The industry downturn has clearly affected Las Vegas Sands, as it has invested approximately $13 billion in Macao since 2002.

Because of the Macao downturn, Las Vegas Sands’ revenue peaked in 2014 at $14.58 billion, but declined over the next two years.

In 2016, revenue fell to $11.41 billion. From 2014-2016, the company’s earnings-per-share fell 40%.

Growth Prospects

The past two years have been painful for Las Vegas Sands.

The good news is, Macao finally saw a recovery in the first quarter. Adjusted property EBITDA rose 20.5% year over year.

LVS Macao

Source: Q1 Earnings Presentation, page 10

This resulted in an increase of Las Vegas Sands’ total revenue of 14%, $3.11 billion. Diluted earnings-per-share increased 50% from the same quarter last year, to $0.60 per share. One of the contributors was a return to double-digit growth in the lucrative, high-margin mass-market segment.

There is hope for a sustained recovery. Not only has overall Macao gaming activity returned to growth in 2017, but Las Vegas Sands’ most recent addition to its Cotai Strip portfolio—The Parisian Macao—is ramping up.

The Parisian Macao was a $2.9 billion development, with more than 2,700 hotel rooms and over 200 plaza suites. The Parisian Macao had its grand opening on September 13, 2016. In the first quarter of 2017, it generated $82 million of EBITDA.

LVS Parisian

Source: Q1 Earnings Presentation, page 17

Thanks to the recovery in Macao gaming activity in early 2017, and the opening of the Parisian Macao, things were looking up in 2017 for Macao—and by extension Las Vegas Sands. That is, until the Macao government announced a new ATM rule on May 8.

Under the new rule, anyone holding UnionPay ATM cards will have to present identification cards and undergo a facial recognition scan, before they can withdraw money from the ATMs.

The jury is still out as to how this will affect gaming activity in Macao. It could be just a short-term impediment. Nevertheless, it could suppress use of ATMs by gamblers, which Las Vegas Sands does not need during an already-fragile time for Macao.

Dividend Analysis

Las Vegas Sands aggressively raised its dividend over the past several years. Dividend growth averaged 24% per year, since 2012.

The company also allocated significant resources to buying back stock.

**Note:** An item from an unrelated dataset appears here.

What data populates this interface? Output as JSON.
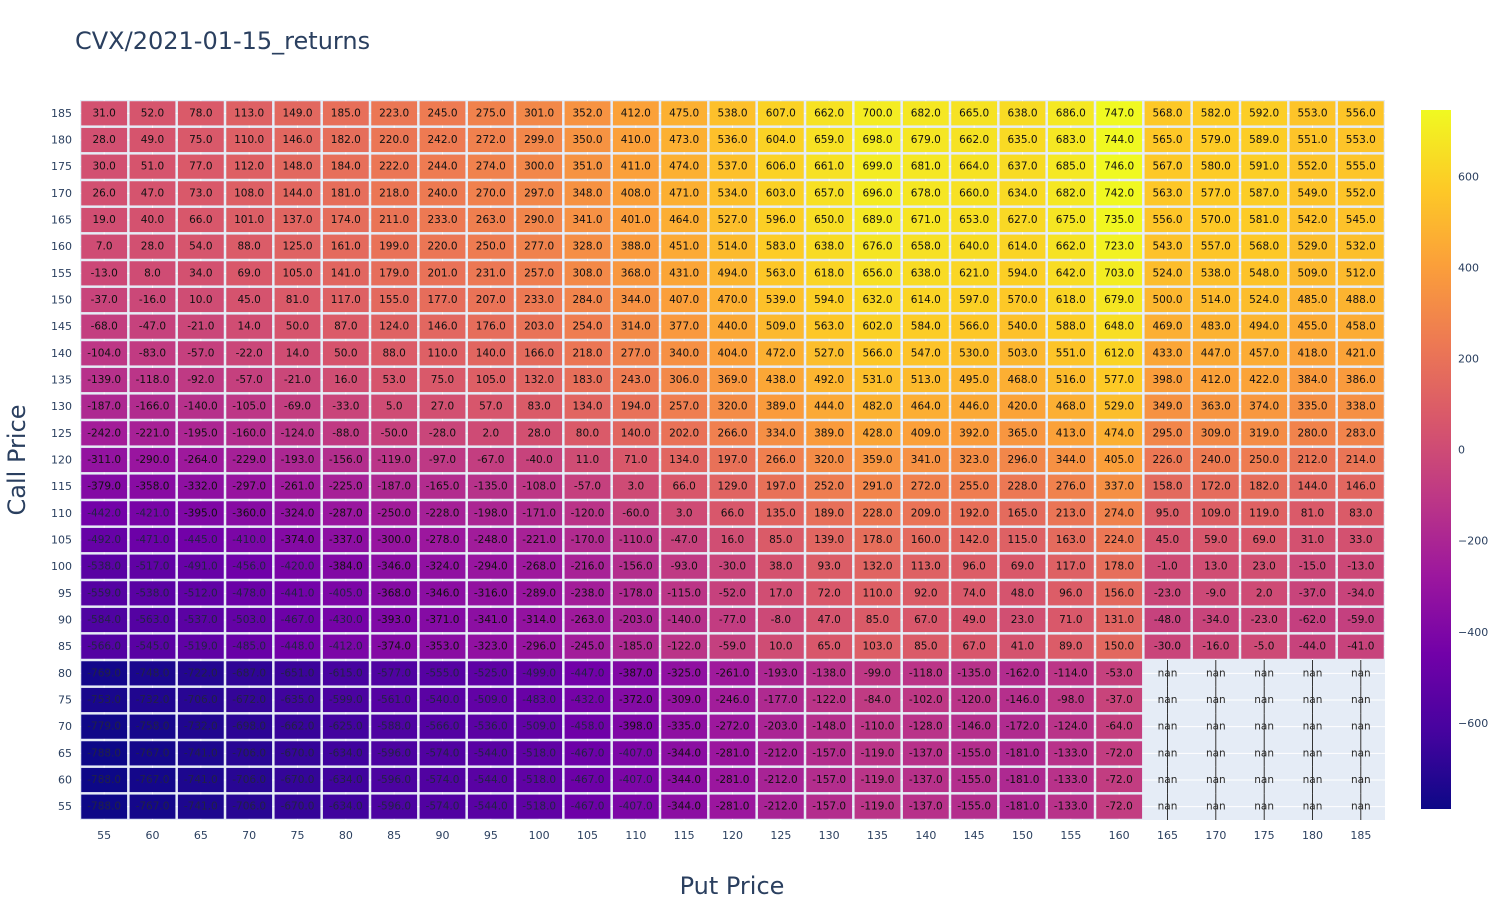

All told, Las Vegas Sands returned $16.4 billion to shareholders in combined cash returns since 2012.

LVS Capital

Source: Q1 Earnings Presentation, page 7

The question is, did Las Vegas Sands raise its dividend too much?

There are two major concerns regarding the sustainability of Las Vegas Sands’ dividend. First, the company is not currently earning enough profit to cover the dividend payout.

2016 was the second year in a row in which earnings-per-share fell below declared dividends. Las Vegas Sands declared dividends of $2.88 per share, but earnings-per-share were just $2.10 per share.

This represented a payout ratio of 137%. A payout ratio exceeding 100% is unsustainable over the long-term.

And, even though Las Vegas Sands’ revenue and earnings recovered significantly in the first quarter, earnings-per-share still did not cover the quarterly dividend rate. Consequently, further recovery is needed before the company’s dividend is sustainable.

The second red flag concerning the dividend is that Las Vegas Sands has a high level of debt. At the end of last quarter, Las Vegas Sands held $9.91 billion of debt, with a cash balance of $1.97 billion.

Over the past two years, Las Vegas Sands’ free cash flow has not covered its dividend. The company has filled the shortfall by issuing debt and using existing cash on hand, but this cannot continue indefinitely.

As a result, if 2017 is another year of falling earnings-per-share, Las Vegas Sands may have a difficult decision to make in 2018 regarding its dividend.

Final Thoughts

Las Vegas Sands’ fortunes rely heavily on Macao. Some progress in Macao has been made in 2017, but just when it appeared to be gaining traction, the new ATM rule dealt another blow to Las Vegas Sands.

If the ATM rule is only a short-term problem, and gaming activity continues to recover, the dividend could survive intact.

However, there is no guarantee of this. As a result, only those investors unafraid to take added risks, should consider wagering on Las Vegas Sands’ 5% dividend yield.